Friday, February 19, 2010

Castello di Borghese 2002 Pinot Noir and Roth's Private Reserve Cheese

Last night, we met with a few old friends. And for the occasion, we opened at their house, another dust covered bottle - this time a Castello di Borghese 2002 Pinot Noir.

As many of you already know, this was the old Hargrave winery, founded by Louisa and Alex Hargrave, the oldest vineyard in Long Island. Since 1999, the first vineyard on the North Fork has been in the creative hands of Prince Marco and Princess Ann Marie Borghese, who promptly renamed it Castello di Borghese -- Castle of the Borgheses. The 2003 season marked the 30th anniversary of this founding vineyard of the Long Island wine industry. Ann Marie and Marco continue to apply new levels of energy, watching the vineyard evolve graciously under their stewardship.

The new owners have expanded the vineyard in Long Island, redesigned the tasting room and set up a cafe-like seating area, one indoors and another outdoors, to allow people a greater degree of relaxation when tasting the ever-expanding selection of Castello di Borghese wines. The year 2001, for example, marked the debut of a new label, the Borghese Meritage, a blend of Cabernet Sauvignon, Merlot and Cabernet Franc.

Dominique and I went there during our tenth wedding anniversary, and I bought, what Dominique then said was "too much wine." That is a constant refrain given my spendthrift ways when it comes to wine purchases.

Dominique had bought a new cheese which she was dying to try.

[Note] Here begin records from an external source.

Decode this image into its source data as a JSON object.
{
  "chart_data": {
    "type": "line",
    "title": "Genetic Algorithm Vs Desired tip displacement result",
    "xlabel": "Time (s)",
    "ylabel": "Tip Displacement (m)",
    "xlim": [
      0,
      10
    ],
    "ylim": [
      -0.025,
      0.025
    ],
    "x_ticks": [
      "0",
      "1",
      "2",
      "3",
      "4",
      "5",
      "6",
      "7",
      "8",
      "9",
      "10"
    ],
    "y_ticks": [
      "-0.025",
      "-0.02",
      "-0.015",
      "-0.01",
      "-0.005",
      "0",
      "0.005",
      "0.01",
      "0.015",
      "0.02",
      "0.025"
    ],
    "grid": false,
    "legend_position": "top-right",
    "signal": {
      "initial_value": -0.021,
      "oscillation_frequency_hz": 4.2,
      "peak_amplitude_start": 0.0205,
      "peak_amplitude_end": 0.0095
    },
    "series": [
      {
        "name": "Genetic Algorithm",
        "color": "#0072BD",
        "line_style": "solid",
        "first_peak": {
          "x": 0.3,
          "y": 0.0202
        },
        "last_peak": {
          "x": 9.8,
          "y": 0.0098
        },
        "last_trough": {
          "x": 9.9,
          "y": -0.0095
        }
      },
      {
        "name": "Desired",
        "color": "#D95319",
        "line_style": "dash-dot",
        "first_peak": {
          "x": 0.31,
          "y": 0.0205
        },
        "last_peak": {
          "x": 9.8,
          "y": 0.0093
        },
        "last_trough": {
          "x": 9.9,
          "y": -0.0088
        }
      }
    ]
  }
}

And so she opened it up, and laced it on the table. It was excellent. A hard, cheddar/Parmesan style cheese. Nice nuttiness. A little sugary crunch to it. Excellent!

"John Lee Roth's Private Reserve, a new cheese from Wisconsin's 17-year-old Roth Käse dairy, had an auspicious debut at this year's American Cheese Society competition," wrote Janet Fletcher in the September 7, 2007 article Roth's cheese stands alone on

"The cheese placed first in the American Original category for cow's milk, a prestigious award created for cheeses that are uniquely American in inspiration and not modeled after an existing cheese from elsewhere. It also placed third overall, out of more than 1,200 entries, an impressive feat for a newbie," wrote Fletcher. "Roth Käse specializes in alpine-style cheeses, such as Gruyere. In fact, its Surchoix Gruyere took Best of Show at the ACS competition a few years ago. But for its Private Reserve, the company was aiming for a style "other than Gruyere," says Fermo Jaeckle, the company's chief executive."

Back to our wine. So we opened the bottle of Pinot Noir. It has a beautiful, translucent light-ruby red. A nice nose of dried cherries and a slight touch of vanilla. The wine filled your mouth with fresh cherries, and finished dry, with a dash of black pepper at the end. It was wonderful. And a great accompaniment to the cheese. This wine cellared well, and was smoother and more elegant than when I had first tasted it back in 2005 - a testament to good wine making. Wonderful! Everything you hope for.

The kids played, the adults chatted, and sipped wine and ate cheese. A great night, and a great time with old friends.